La cueillette du gui par les druides en Gaule. Gravure anonyme du XIXe siècle.

Dans Les Druides. Des philosophes chez les Barbares (Points, 2015), l’historien Jean-Louis Brunaux avait déjà cassé bon nombre d’idées reçues sur les druides authentiques, ces figures de la Gaule antique qui ont inspiré (et qui continuent de le faire) l’imaginaire européen durant des siècles, de Merlin l’enchanteur à Panoramix. Dans La Cité des druides. Bâtisseurs de l’ancienne Gaule (Gallimard, 254 pages, 20,50 euros), ce directeur de recherche au CNRS continue d’explorer le rôle et la place des druides dans la société gauloise qui les a vus naître et disparaître, au sein de laquelle ils ont su « mettre sur pied une religion nouvelle ».
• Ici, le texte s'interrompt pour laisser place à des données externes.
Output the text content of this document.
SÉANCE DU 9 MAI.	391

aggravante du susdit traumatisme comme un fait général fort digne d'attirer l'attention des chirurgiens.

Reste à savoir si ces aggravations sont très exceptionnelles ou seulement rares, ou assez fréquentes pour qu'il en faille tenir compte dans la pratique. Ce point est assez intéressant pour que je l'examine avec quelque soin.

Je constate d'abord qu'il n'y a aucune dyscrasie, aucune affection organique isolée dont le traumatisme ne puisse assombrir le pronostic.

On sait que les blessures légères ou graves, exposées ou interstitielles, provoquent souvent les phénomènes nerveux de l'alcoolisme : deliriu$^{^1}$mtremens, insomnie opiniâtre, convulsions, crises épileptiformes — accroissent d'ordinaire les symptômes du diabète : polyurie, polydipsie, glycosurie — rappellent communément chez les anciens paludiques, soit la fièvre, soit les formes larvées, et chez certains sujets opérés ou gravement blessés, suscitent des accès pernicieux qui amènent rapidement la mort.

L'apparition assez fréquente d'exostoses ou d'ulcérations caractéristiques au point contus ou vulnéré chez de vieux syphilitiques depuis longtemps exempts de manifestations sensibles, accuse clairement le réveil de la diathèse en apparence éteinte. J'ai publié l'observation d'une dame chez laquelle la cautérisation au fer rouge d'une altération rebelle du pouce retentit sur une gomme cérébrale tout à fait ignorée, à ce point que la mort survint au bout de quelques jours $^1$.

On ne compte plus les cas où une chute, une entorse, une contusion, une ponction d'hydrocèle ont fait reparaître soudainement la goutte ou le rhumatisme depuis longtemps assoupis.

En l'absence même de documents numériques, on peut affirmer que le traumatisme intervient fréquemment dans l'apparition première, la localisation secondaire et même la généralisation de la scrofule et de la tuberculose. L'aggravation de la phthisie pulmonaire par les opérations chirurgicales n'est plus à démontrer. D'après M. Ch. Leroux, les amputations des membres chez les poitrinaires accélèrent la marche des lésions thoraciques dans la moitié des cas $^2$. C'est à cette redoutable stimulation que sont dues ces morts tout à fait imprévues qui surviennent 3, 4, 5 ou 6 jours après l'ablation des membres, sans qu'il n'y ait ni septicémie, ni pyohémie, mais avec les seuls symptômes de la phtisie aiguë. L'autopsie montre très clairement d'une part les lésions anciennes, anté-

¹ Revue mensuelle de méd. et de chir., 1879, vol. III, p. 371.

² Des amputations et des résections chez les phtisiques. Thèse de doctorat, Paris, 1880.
Des druides pratiquant des sacrifices humains sur des dolmens : voilà ce que l’on peut avoir en tête quand on songe à la religion gauloise… Cette imagerie a-t-elle une part de vérité ?

Jean-Louis Brunaux : Tout cela relève de fantasmes. Commençons par dire que menhirs et dolmens n’ont rien de gaulois, n’en déplaise à Obélix. Les mégalithes que l’on trouve dans certaines régions de France sont très antérieurs à la période gauloise, puisqu’ils datent du néolithique (Xe-IIIe millénaire av. notre ère). Quant aux sacrifices humains, ils furent rares et n’ont rien de spécifiquement gaulois, puisque d’autres peuples antiques les pratiquèrent, dont les Grecs et les Romains.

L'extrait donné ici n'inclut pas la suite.